Result: The 10 topics found using the approach gives us interesting insights. Certain topics clearly indicate a particular idea. for example topic 1 includes word distributions from the mental

health world. topic 4 includes keywords pertaining to sleep cycle of humans and topic 6 focuses on cancer study of women working late night shifts. This really gives us information on how articles over the last few years have dominated the fitness industry.

Part 2 [Designing Recommender System approaches]

A recommender system in this context would help find similarity in articles to engage readers based on their historical reading preferences and when combined with user data, similar users could be considered for suggesting a collaborative filtering setup to provide recommendations.

Approach 1 [Bag of Word Approach to find similarity in articles]

An euclidean similarity score using pairwise distances between the features of the articles are used to design this recommender approach. So if an article contains words like World Cup, then other articles on World cup would be recommended to the reader.

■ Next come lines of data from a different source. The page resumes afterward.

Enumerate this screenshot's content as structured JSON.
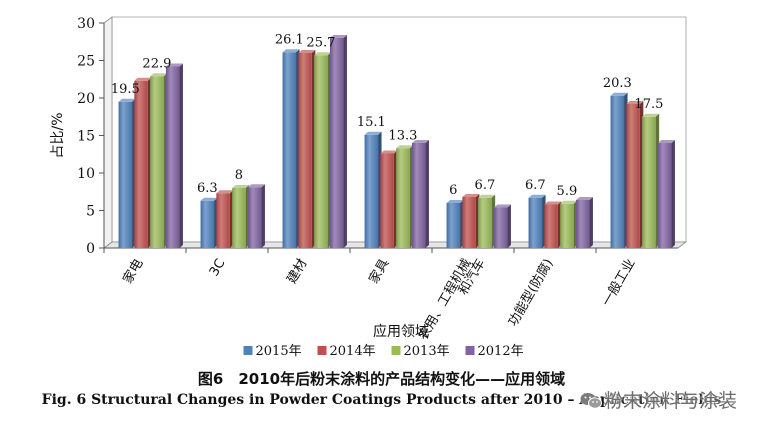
{
  "chart_data": {
    "type": "bar",
    "title": "",
    "xlabel": "应用领域",
    "ylabel": "占比/%",
    "ylim": [
      0,
      30
    ],
    "yticks": [
      "0",
      "5",
      "10",
      "15",
      "20",
      "25",
      "30"
    ],
    "categories": [
      "家电",
      "3C",
      "建材",
      "家具",
      "农用、工程机械\n和汽车",
      "功能型(防腐)",
      "一般工业"
    ],
    "series": [
      {
        "name": "2015年",
        "color": "#4f81bd",
        "values": [
          19.5,
          6.3,
          26.1,
          15.1,
          6.0,
          6.7,
          20.3
        ]
      },
      {
        "name": "2014年",
        "color": "#c0504d",
        "values": [
          22.3,
          7.3,
          26.0,
          12.6,
          6.8,
          5.8,
          19.2
        ]
      },
      {
        "name": "2013年",
        "color": "#9bbb59",
        "values": [
          22.9,
          8.0,
          25.7,
          13.3,
          6.7,
          5.9,
          17.5
        ]
      },
      {
        "name": "2012年",
        "color": "#8064a2",
        "values": [
          24.2,
          8.1,
          28.0,
          14.0,
          5.4,
          6.4,
          14.0
        ]
      }
    ],
    "data_labels": [
      {
        "category": 0,
        "series": 0,
        "text": "19.5"
      },
      {
        "category": 0,
        "series": 2,
        "text": "22.9"
      },
      {
        "category": 1,
        "series": 0,
        "text": "6.3"
      },
      {
        "category": 1,
        "series": 2,
        "text": "8"
      },
      {
        "category": 2,
        "series": 0,
        "text": "26.1"
      },
      {
        "category": 2,
        "series": 2,
        "text": "25.7"
      },
      {
        "category": 3,
        "series": 0,
        "text": "15.1"
      },
      {
        "category": 3,
        "series": 2,
        "text": "13.3"
      },
      {
        "category": 4,
        "series": 0,
        "text": "6"
      },
      {
        "category": 4,
        "series": 2,
        "text": "6.7"
      },
      {
        "category": 5,
        "series": 0,
        "text": "6.7"
      },
      {
        "category": 5,
        "series": 2,
        "text": "5.9"
      },
      {
        "category": 6,
        "series": 0,
        "text": "20.3"
      },
      {
        "category": 6,
        "series": 2,
        "text": "17.5"
      }
    ],
    "grid": false,
    "legend_position": "bottom"
  },
  "caption_cn": "图6　2010年后粉末涂料的产品结构变化——应用领域",
  "caption_en": "Fig. 6 Structural Changes in Powder Coatings Products after 2010 – Application Fields",
  "watermark": "粉末涂料与涂装"
}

The analysis shows how same word usage in the articles are found effectively by this approach. However, one limitation here is the lack of diversity in the articles. Here since all the recommended articles have World Cup in it, the articles might be recommended from the same news category, most likely Sports in this case.

Approach 2 [TF-IDF to recommend articles based on context and not just frequent words]

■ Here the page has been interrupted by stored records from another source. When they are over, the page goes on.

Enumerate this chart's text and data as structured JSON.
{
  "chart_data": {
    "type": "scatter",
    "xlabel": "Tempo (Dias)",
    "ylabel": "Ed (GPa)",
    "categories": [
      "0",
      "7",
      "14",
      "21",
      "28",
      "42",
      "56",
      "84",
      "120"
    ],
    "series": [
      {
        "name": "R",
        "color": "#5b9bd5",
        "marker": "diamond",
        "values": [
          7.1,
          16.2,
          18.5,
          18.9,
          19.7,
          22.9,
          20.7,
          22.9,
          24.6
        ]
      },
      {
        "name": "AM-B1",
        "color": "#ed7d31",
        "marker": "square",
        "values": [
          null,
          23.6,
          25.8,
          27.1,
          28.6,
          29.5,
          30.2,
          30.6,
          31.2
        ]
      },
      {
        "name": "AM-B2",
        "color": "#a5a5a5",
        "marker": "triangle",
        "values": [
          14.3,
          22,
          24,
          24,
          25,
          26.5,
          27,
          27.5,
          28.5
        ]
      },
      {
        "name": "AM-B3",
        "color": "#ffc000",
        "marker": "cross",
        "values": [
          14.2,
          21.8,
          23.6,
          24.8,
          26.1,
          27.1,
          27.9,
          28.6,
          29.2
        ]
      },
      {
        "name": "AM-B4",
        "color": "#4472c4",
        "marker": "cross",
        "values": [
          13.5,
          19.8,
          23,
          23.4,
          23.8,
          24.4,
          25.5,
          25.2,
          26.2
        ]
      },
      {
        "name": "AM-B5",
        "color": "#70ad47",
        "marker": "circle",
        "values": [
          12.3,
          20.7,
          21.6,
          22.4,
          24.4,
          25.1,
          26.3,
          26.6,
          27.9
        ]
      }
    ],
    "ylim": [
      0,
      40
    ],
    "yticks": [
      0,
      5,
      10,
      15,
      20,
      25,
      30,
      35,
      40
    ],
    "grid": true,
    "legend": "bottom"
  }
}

To overcome the above stated challenge, this recommender system approach finds context in various articles to group them together. So now the articles are being judged based on an euclidean similarity score on basis of TF-IDF score. This allows for recommendations from cross categories of news articles.

To illustrate this, the results show us that the same article on World Cup now recommends us articles from Entertainment tag with focus on Netflix since an artist who performed in that World Cup is coming out with a Netflix show. So this is more powerful and diverse recommendation to the reader because even if the reader is a sports fan, he might be interested to read about this exciting new sports based netflix show.

Summary

So through the project, I have discovered few fitness industry trends and got some insights which are challenging to observe given the large volume of data we consume from digital media these days. For simplicity and less bias, all the articles are from one source. Also, I use some recommender system approaches which could be handy to engage the audience/readers to their preferred choices. Instead of them scrolling to find interesting material, the recommender system can help them navigate effectively to offer personalized content. However, there could be other important aspects to consider such as the time of article publication, the author writing the articles etc.

Further works: I would like to incorporate Twitter data along with more recent articles to get more quality data to perform further trend analysis. Also for recommender system, the emerging deep learning based methods would be used to effectively extract more hidden semantics behind the articles.